Methods: : For the in vitro experiments, 92.1, OCM-1, and UW-1 uveal melanoma cell lines were used. Invasion and migration assays were performed (Cytoselect, Cell Biolabs). The proliferation assay was performed using an MTT-based toxicology kit (Sigma). Assays were performed using 100ul/ml of Bevacizumab (Avastin, Roche) for 24 hours. The production of Angiogenin, ANG-2, EGF, bFGF, HB-EGF, HGF, Leptin, PDGF-BB, PIGF, and VEGF by the three cell lines were quantified using the Quantibody Human Angiogenesis Array 1 (Raybiotech, Inc). Immunostaining for VEGFR-2 was performed using the automated Ventana Benchmark System with a monoclonal antibody against VEGFR-2 (Abcam).

Results: : 100ul/ml of Bevacizumab resulted in inhibition of proliferation in all three cell lines (p<0.05). There was a reduction in the average number of migrating and invading cells once exposed to Bevacizumab at 100ug/ml but this decrease was significant (p <0.05) only in the 92.1 and OCM-1 cell line invasion. Treatment with Bevacizumab eliminated the secretion of VEGF and Angiogenin production was reduced in all cell lines. PIGF was reduced in the two cell lines (92.1 and UW-1) in which it was detected. EGF and HB-EGF were reduced in the 92.1 and UW-1 cell lines. In the OCM-1 cell line, EGF production and HB-EGF production had a slight increase. None of the other cytokines were produced in detectable quantities. All three cell lines showed positive cytoplasmic immnostaining for VEGFR-2.
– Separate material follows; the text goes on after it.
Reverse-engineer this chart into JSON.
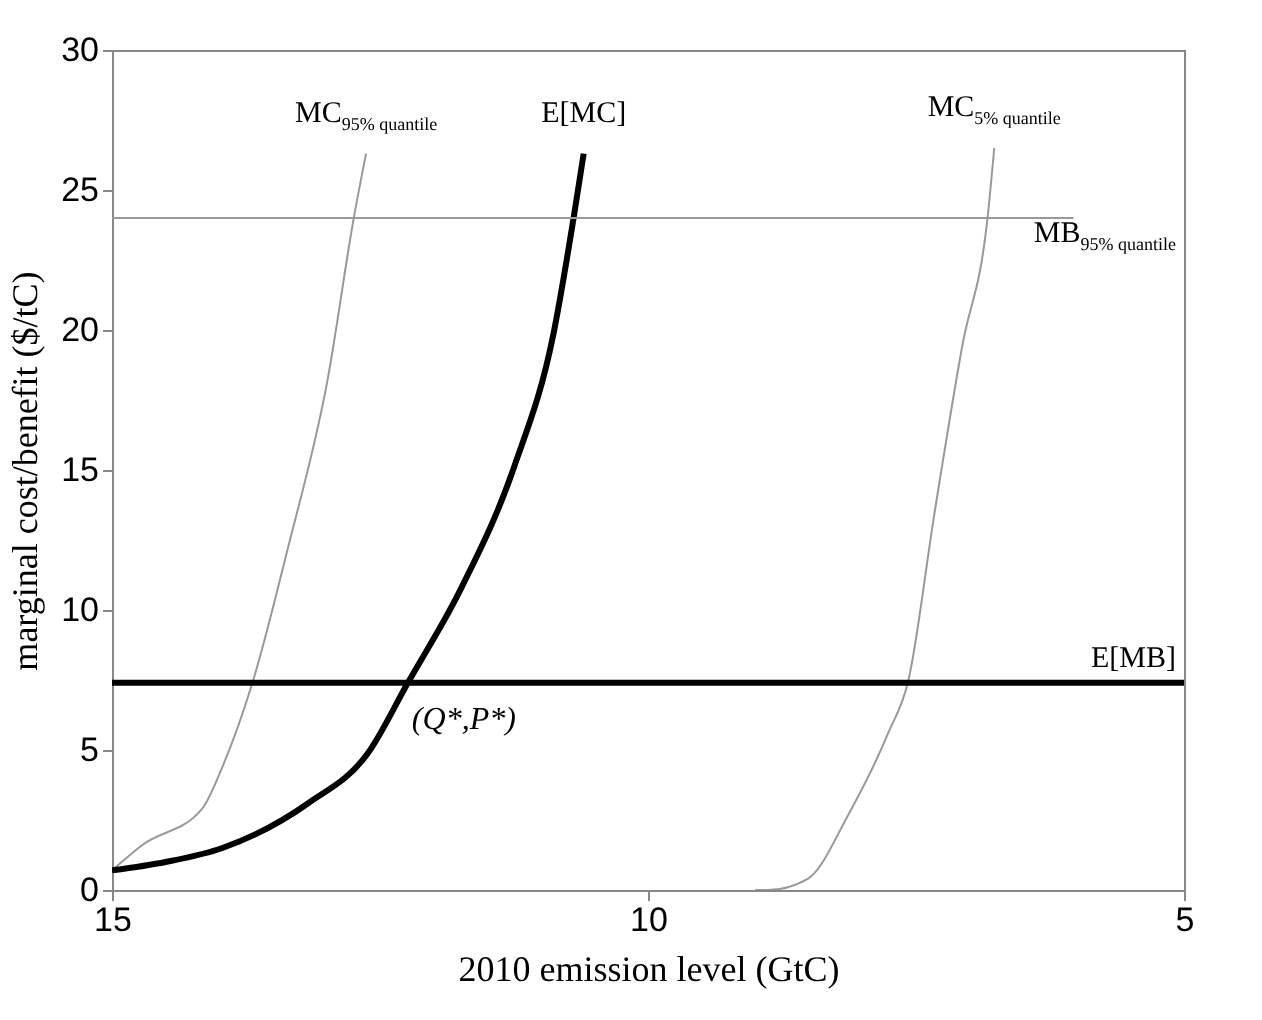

Conclusions: : Bevacizumab abolished the production of VEGF in three uveal melanoma cell lines and reduced production of other important angiogenic cytokines, such as Angiogenin, in culture. Bevacizumab also reduced the ability of cell lines to proliferate, migrate, and invade at a concentration of 100ul/mg. VEGFR-2 was expressed, thus the endogenous production of this cytokine may operate in an autocrine or paracrine loop. More studies to investigate the inhibitory effects in vivo are warranted.